Properly deployed, standards conformant web services should enable cross domain discovery and in-situ programmatic access to process from multiple distributed sources. However, there are three fundamental issues that are currently impeding a more efficient use of data services in Australia:
- Findability and accessibility – a lack of consistency in service descriptions that makes it hard to discover data services and action them;
- Interoperability and reusability – a lack of, or variable implementation of, standard protocols and information models that make it hard to aggregate identical data types from multiple sources; and
- Agreement on which data services standard to implement for a particular dataset.
This results in at least 4 approaches:
- Data from distributed resources are centralised (cached) in a single locality, harmonised and then made accessible via services from that central location;
- Data providers and/or facilities being requested to support an unsustainable number of protocols and standards;
- Data providers being asked to provide a custom modification to an individual specific service so that the data set can be accessed by a specific community; and
- Data services are idealistically provided by multiple sources and conform to a widely used, internationally agreed standards and can be sustainably accessed for many and varying use cases.
To make data services FAIRer and improve interoperability across multiple domains, for multiple use cases, ARDC has been organising two parallel activities:
- We formed a focus group with members from the NCRIS capabilities (ALA, AuScope, IMOS, TERN, NCI and a nascent Agriculture capability) and government agencies (e.g., CSIRO, GA, BoM), that are working specifically on the ARDC funded Data Enhanced Virtual Laboratories (DeVL) and Research Data Cloud (RDC) Projects in GeoScience, Marine Science, EcoScience, Climate and Agriculture. The group discusses standardisation of data services description and APIs across these projects, with primary focus on data services that are compliant with a collection of OGC standards, OPeNDAP protocols, THREDDS data servers and GeoNetwork catalogues.

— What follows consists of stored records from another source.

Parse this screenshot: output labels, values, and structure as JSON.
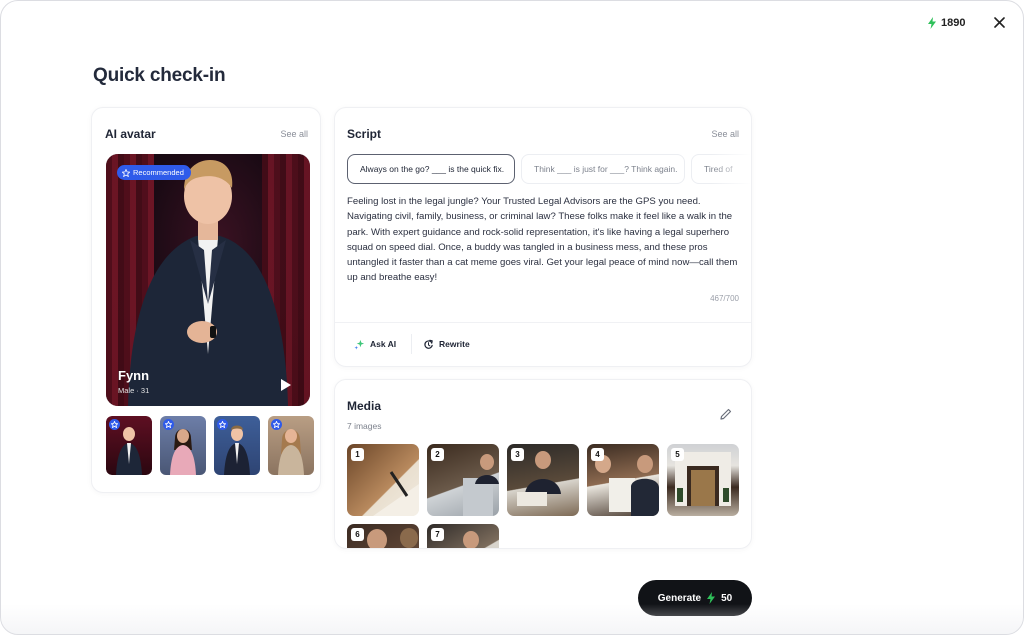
{
  "header": {
    "credits": "1890",
    "close_icon": "close-icon",
    "bolt_color": "#2fc05a"
  },
  "page": {
    "title": "Quick check-in"
  },
  "avatar_card": {
    "title": "AI avatar",
    "see_all": "See all",
    "badge": "Recommended",
    "name": "Fynn",
    "meta": "Male · 31",
    "play_icon": "play-icon",
    "thumbnails": [
      {
        "name": "avatar-thumb-1",
        "selected": true
      },
      {
        "name": "avatar-thumb-2",
        "selected": false
      },
      {
        "name": "avatar-thumb-3",
        "selected": false
      },
      {
        "name": "avatar-thumb-4",
        "selected": false
      }
    ]
  },
  "script_card": {
    "title": "Script",
    "see_all": "See all",
    "chips": [
      "Always on the go? ___ is the quick fix.",
      "Think ___ is just for ___? Think again.",
      "Tired of"
    ],
    "text": "Feeling lost in the legal jungle? Your Trusted Legal Advisors are the GPS you need. Navigating civil, family, business, or criminal law? These folks make it feel like a walk in the park. With expert guidance and rock-solid representation, it's like having a legal superhero squad on speed dial. Once, a buddy was tangled in a business mess, and these pros untangled it faster than a cat meme goes viral. Get your legal peace of mind now—call them up and breathe easy!",
    "char_count": "467/700",
    "ask_ai": "Ask AI",
    "rewrite": "Rewrite"
  },
  "media_card": {
    "title": "Media",
    "count": "7 images",
    "items": [
      "1",
      "2",
      "3",
      "4",
      "5",
      "6",
      "7"
    ]
  },
  "generate": {
    "label": "Generate",
    "cost": "50"
  }
}
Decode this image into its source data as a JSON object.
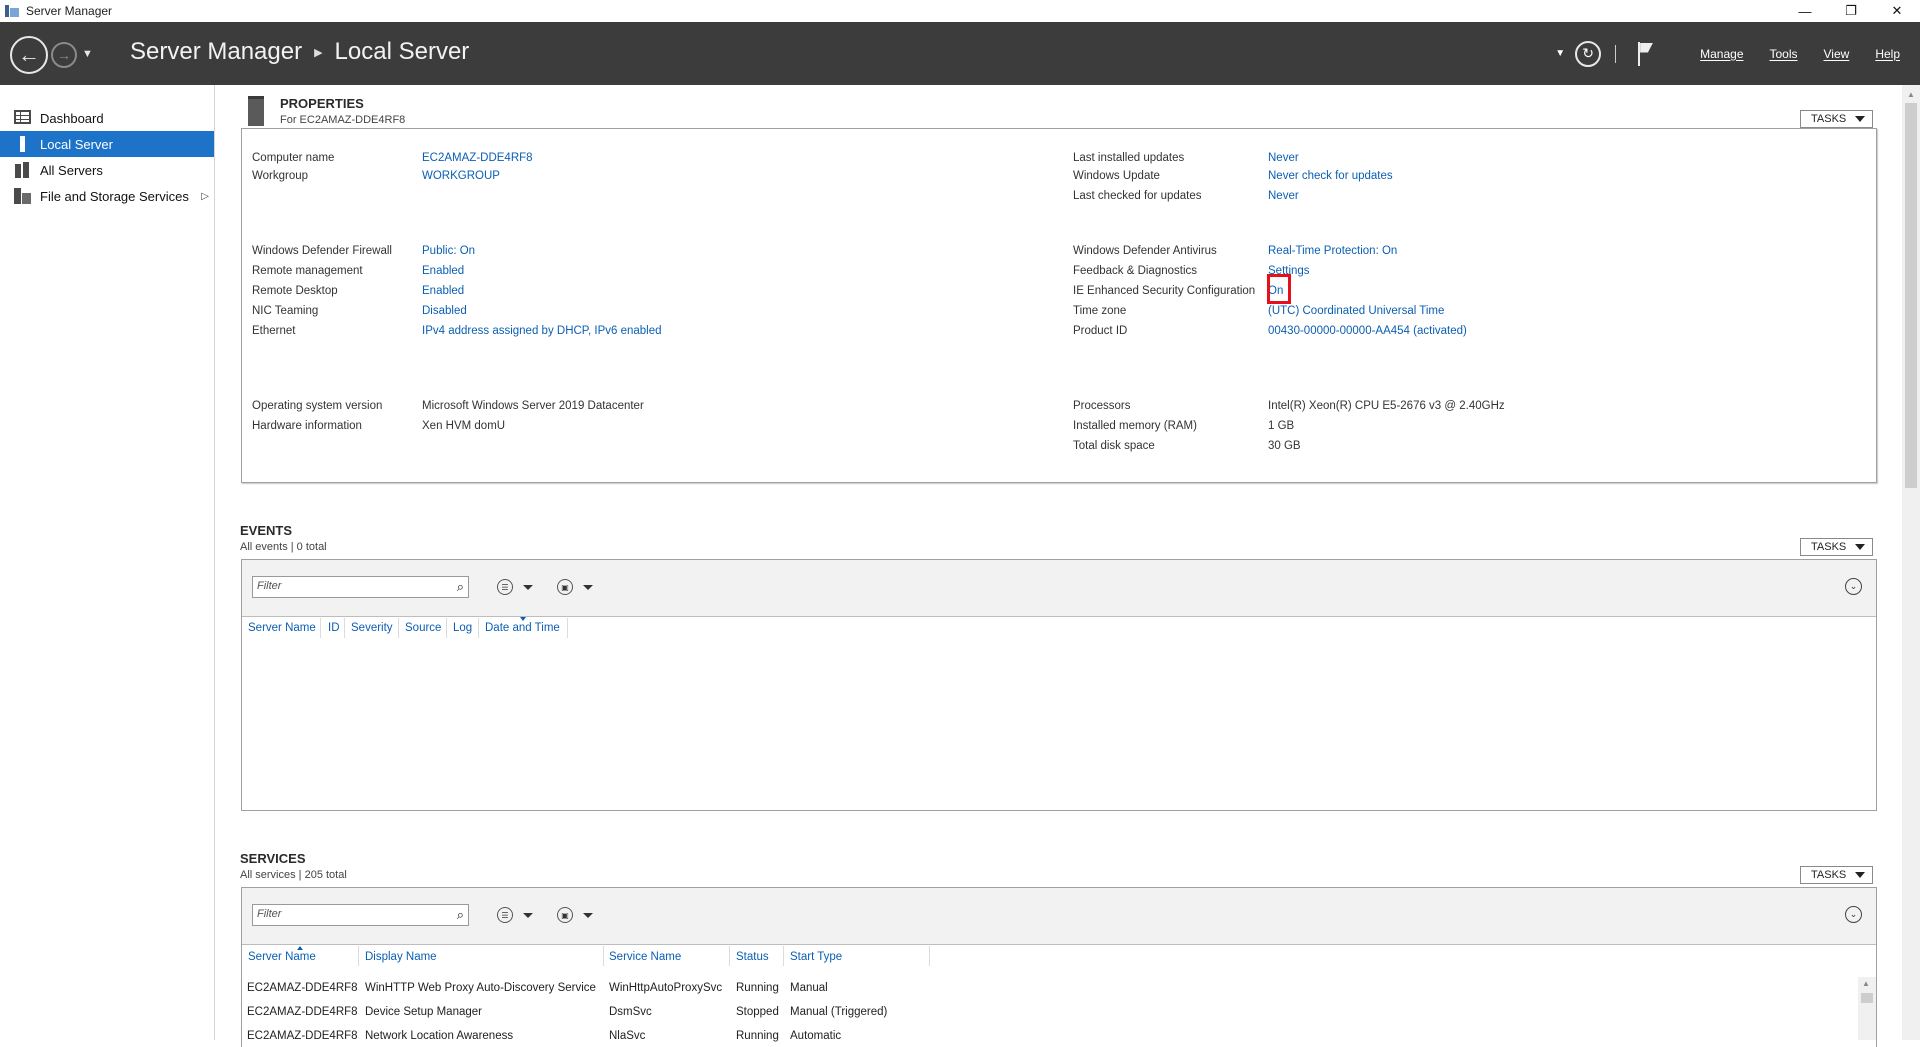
{
  "window": {
    "title": "Server Manager",
    "controls": {
      "minimize": "—",
      "restore": "❐",
      "close": "✕"
    }
  },
  "header": {
    "app": "Server Manager",
    "page": "Local Server",
    "menu": [
      "Manage",
      "Tools",
      "View",
      "Help"
    ]
  },
  "sidebar": {
    "items": [
      {
        "label": "Dashboard",
        "icon": "dashboard-icon",
        "active": false
      },
      {
        "label": "Local Server",
        "icon": "server-icon",
        "active": true
      },
      {
        "label": "All Servers",
        "icon": "servers-icon",
        "active": false
      },
      {
        "label": "File and Storage Services",
        "icon": "storage-icon",
        "active": false,
        "has_children": true
      }
    ]
  },
  "properties": {
    "title": "PROPERTIES",
    "subtitle": "For EC2AMAZ-DDE4RF8",
    "tasks_label": "TASKS",
    "left_groups": [
      [
        {
          "label": "Computer name",
          "value": "EC2AMAZ-DDE4RF8",
          "link": true
        },
        {
          "label": "Workgroup",
          "value": "WORKGROUP",
          "link": true
        }
      ],
      [
        {
          "label": "Windows Defender Firewall",
          "value": "Public: On",
          "link": true
        },
        {
          "label": "Remote management",
          "value": "Enabled",
          "link": true
        },
        {
          "label": "Remote Desktop",
          "value": "Enabled",
          "link": true
        },
        {
          "label": "NIC Teaming",
          "value": "Disabled",
          "link": true
        },
        {
          "label": "Ethernet",
          "value": "IPv4 address assigned by DHCP, IPv6 enabled",
          "link": true
        }
      ],
      [
        {
          "label": "Operating system version",
          "value": "Microsoft Windows Server 2019 Datacenter",
          "link": false
        },
        {
          "label": "Hardware information",
          "value": "Xen HVM domU",
          "link": false
        }
      ]
    ],
    "right_groups": [
      [
        {
          "label": "Last installed updates",
          "value": "Never",
          "link": true
        },
        {
          "label": "Windows Update",
          "value": "Never check for updates",
          "link": true
        },
        {
          "label": "Last checked for updates",
          "value": "Never",
          "link": true
        }
      ],
      [
        {
          "label": "Windows Defender Antivirus",
          "value": "Real-Time Protection: On",
          "link": true
        },
        {
          "label": "Feedback & Diagnostics",
          "value": "Settings",
          "link": true
        },
        {
          "label": "IE Enhanced Security Configuration",
          "value": "On",
          "link": true
        },
        {
          "label": "Time zone",
          "value": "(UTC) Coordinated Universal Time",
          "link": true
        },
        {
          "label": "Product ID",
          "value": "00430-00000-00000-AA454 (activated)",
          "link": true
        }
      ],
      [
        {
          "label": "Processors",
          "value": "Intel(R) Xeon(R) CPU E5-2676 v3 @ 2.40GHz",
          "link": false
        },
        {
          "label": "Installed memory (RAM)",
          "value": "1 GB",
          "link": false
        },
        {
          "label": "Total disk space",
          "value": "30 GB",
          "link": false
        }
      ]
    ]
  },
  "events": {
    "title": "EVENTS",
    "subtitle": "All events | 0 total",
    "tasks_label": "TASKS",
    "filter_placeholder": "Filter",
    "columns": [
      "Server Name",
      "ID",
      "Severity",
      "Source",
      "Log",
      "Date and Time"
    ]
  },
  "services": {
    "title": "SERVICES",
    "subtitle": "All services | 205 total",
    "tasks_label": "TASKS",
    "filter_placeholder": "Filter",
    "columns": [
      "Server Name",
      "Display Name",
      "Service Name",
      "Status",
      "Start Type"
    ],
    "rows": [
      [
        "EC2AMAZ-DDE4RF8",
        "WinHTTP Web Proxy Auto-Discovery Service",
        "WinHttpAutoProxySvc",
        "Running",
        "Manual"
      ],
      [
        "EC2AMAZ-DDE4RF8",
        "Device Setup Manager",
        "DsmSvc",
        "Stopped",
        "Manual (Triggered)"
      ],
      [
        "EC2AMAZ-DDE4RF8",
        "Network Location Awareness",
        "NlaSvc",
        "Running",
        "Automatic"
      ]
    ]
  },
  "colors": {
    "header_bg": "#3c3c3c",
    "accent": "#1c73c7",
    "link": "#0b5fb3",
    "highlight": "#e5101a"
  }
}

Based on community agreed service descriptions and an API, the ARDC Services team is developing a national service registration and discovery layer for both service providers and service consumers (Figure 1). The discovery layer will address the findability issue and should provide a one stop for data consumers to search for and access data services offered across NCRIS facilities, universities, science agencies and government data providers that are participating in these particular DeVL and RDC projects. The interoperability and accessibility issues will be addressed by the community of data providers and consumers converging on common practice.

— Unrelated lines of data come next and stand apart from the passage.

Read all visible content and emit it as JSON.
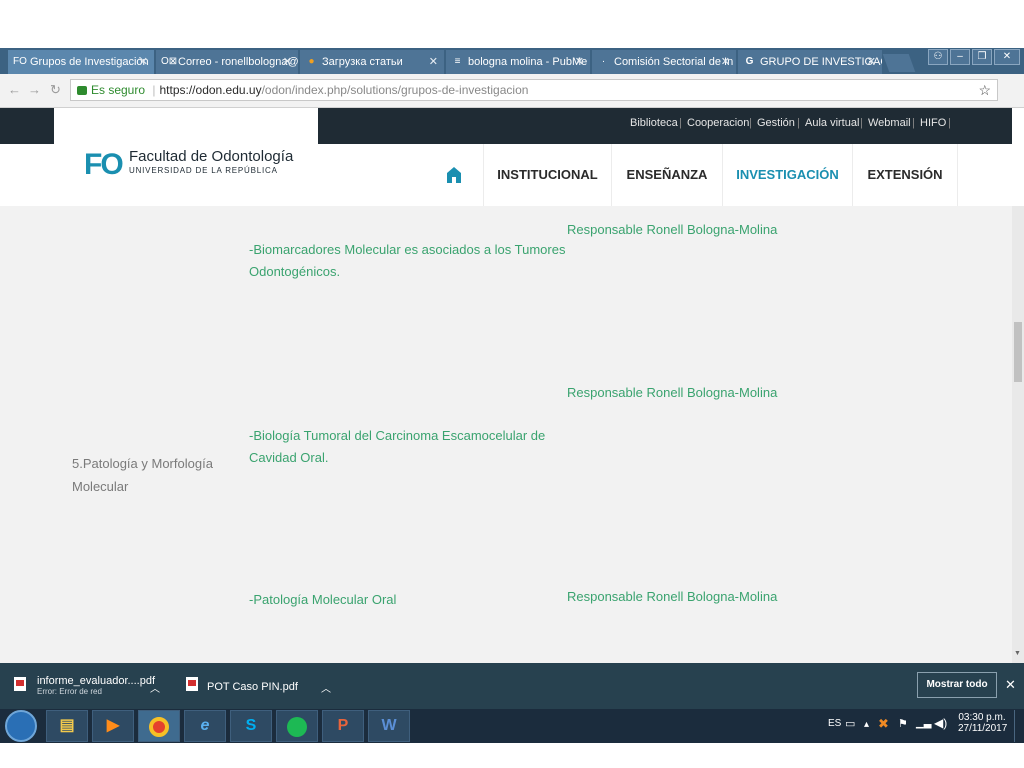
{
  "browser": {
    "tabs": [
      {
        "label": "Grupos de Investigación",
        "icon": "FO",
        "active": true
      },
      {
        "label": "Correo - ronellbologna@",
        "icon": "O⊠"
      },
      {
        "label": "Загрузка статьи",
        "icon": "●"
      },
      {
        "label": "bologna molina - PubMe",
        "icon": "≡"
      },
      {
        "label": "Comisión Sectorial de In",
        "icon": "·"
      },
      {
        "label": "GRUPO DE INVESTIGACI",
        "icon": "G"
      }
    ],
    "secure_label": "Es seguro",
    "url_domain": "https://odon.edu.uy",
    "url_path": "/odon/index.php/solutions/grupos-de-investigacion",
    "star_icon": "star-icon"
  },
  "site": {
    "logo_mark": "FO",
    "logo_title": "Facultad de Odontología",
    "logo_subtitle": "Universidad de la República",
    "top_links": [
      "Biblioteca",
      "Cooperacion",
      "Gestión",
      "Aula virtual",
      "Webmail",
      "HIFO"
    ],
    "nav": [
      "INSTITUCIONAL",
      "ENSEÑANZA",
      "INVESTIGACIÓN",
      "EXTENSIÓN"
    ],
    "accent_color": "#1a8fb0",
    "link_color": "#3aa36f"
  },
  "content": {
    "group_name_line1": "5.Patología y Morfología",
    "group_name_line2": "Molecular",
    "rows": [
      {
        "line1": "-Biomarcadores  Molecular es asociados a los Tumores",
        "line2": "Odontogénicos.",
        "responsible": "Responsable Ronell Bologna-Molina"
      },
      {
        "line1": "-Biología Tumoral del Carcinoma Escamocelular de",
        "line2": "Cavidad Oral.",
        "responsible": "Responsable Ronell Bologna-Molina"
      },
      {
        "line1": "-Patología Molecular Oral",
        "line2": "",
        "responsible": "Responsable Ronell Bologna-Molina"
      }
    ]
  },
  "downloads": {
    "items": [
      {
        "name": "informe_evaluador....pdf",
        "status": "Error: Error de red"
      },
      {
        "name": "POT Caso PIN.pdf",
        "status": ""
      }
    ],
    "show_all": "Mostrar todo"
  },
  "taskbar": {
    "lang": "ES",
    "time": "03:30 p.m.",
    "date": "27/11/2017"
  }
}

- We started a wider Australian Data Services Interest Group by facilitating discussion, exchanging information and experience of data services development across a broader range of Australian communities, including those involved in developing international standards for data service description and access. This interest group meets every three months and intends to take the lessons learnt from the more specific Focus Group and expand it to a wider community.
The two Interest Groups are in partnership with the Earth Systems Information Partners (ESIP) of the US, in particular the ESIP Information Interoperability and Technology Committee and the ESIP Data Stewardship Committee. ESIP is supported by NASA, NOAA, USGS and 110+ member organizations.

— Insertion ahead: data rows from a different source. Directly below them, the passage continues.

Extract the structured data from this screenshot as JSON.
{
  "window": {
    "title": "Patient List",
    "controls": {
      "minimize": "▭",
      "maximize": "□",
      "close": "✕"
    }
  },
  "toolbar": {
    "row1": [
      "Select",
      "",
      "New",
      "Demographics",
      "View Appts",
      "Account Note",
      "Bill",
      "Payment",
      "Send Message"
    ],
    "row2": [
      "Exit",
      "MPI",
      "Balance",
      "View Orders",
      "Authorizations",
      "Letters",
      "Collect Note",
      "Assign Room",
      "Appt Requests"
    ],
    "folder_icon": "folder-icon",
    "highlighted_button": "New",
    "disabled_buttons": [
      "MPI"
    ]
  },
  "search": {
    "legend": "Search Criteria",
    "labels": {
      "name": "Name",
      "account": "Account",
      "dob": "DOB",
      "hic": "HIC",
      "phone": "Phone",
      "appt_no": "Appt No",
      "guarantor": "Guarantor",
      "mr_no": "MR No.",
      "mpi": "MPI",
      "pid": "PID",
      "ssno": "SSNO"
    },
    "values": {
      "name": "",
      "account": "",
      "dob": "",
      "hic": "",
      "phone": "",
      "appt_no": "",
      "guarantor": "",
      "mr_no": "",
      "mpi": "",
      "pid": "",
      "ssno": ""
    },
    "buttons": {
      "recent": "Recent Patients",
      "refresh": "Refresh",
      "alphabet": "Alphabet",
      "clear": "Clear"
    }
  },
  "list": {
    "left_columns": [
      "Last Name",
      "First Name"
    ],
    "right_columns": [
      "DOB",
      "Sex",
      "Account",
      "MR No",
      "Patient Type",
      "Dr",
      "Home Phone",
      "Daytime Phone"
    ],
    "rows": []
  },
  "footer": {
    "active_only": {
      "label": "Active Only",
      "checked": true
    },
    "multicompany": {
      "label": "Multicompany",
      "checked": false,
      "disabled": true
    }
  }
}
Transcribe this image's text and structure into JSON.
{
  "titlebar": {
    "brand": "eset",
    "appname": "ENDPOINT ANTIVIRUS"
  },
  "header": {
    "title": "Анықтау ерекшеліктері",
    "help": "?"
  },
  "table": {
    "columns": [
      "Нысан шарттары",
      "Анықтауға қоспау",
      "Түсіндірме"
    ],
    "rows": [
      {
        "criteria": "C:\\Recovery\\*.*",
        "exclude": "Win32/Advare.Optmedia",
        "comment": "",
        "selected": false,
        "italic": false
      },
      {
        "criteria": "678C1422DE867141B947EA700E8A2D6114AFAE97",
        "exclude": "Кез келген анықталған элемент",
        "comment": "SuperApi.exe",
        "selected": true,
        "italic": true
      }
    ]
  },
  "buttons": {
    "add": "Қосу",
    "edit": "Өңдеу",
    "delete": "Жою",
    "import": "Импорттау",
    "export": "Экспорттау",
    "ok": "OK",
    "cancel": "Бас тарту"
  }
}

Figure 1. Discovering Data Services through a Services Registry
We propose a 60-minute BoF session. The session provides a venue for a face-to-face meeting of the interest group, and also enables us to involve people from the wider community. The BoF will include an introduction to data services, associated standards and effort we have made so far to make data services FAIRer. We also invite people from Agriculture, Geoscience and Marine Science to introduce their implementation of data services.
Adrian Burton is Director of Services at the Australian National Data Service. Adrian has provided strategic input into several national infrastructure initiatives, is active in building national policy frameworks to unlock the value in the research data outputs of publicly funded research.
Carsten Friedrich is a Research Team Leader at CSIRO Data61. At CSIRO he worked in a variety of areas including Cloud Computing, Cyber Security, Virtual Laboratories, and Scientific Software Registries.
Bruce Simons has 24 years geophysical surveying and interpretation, 17 years UML data modelling, and XML/GML schema development to implement interoperable network services using XML markup and OGC web services to enable schematic and semantic interoperabilty.
Lesley Wyborn currently has a joint adjunct fellowship with NCI. She is Chair of the Australian Academy of Science ‘Data for Science Committee’ and on the AGU Data Management Advisory Board and the Steering Committee of the AGU-led FAIR Data Publishing Project.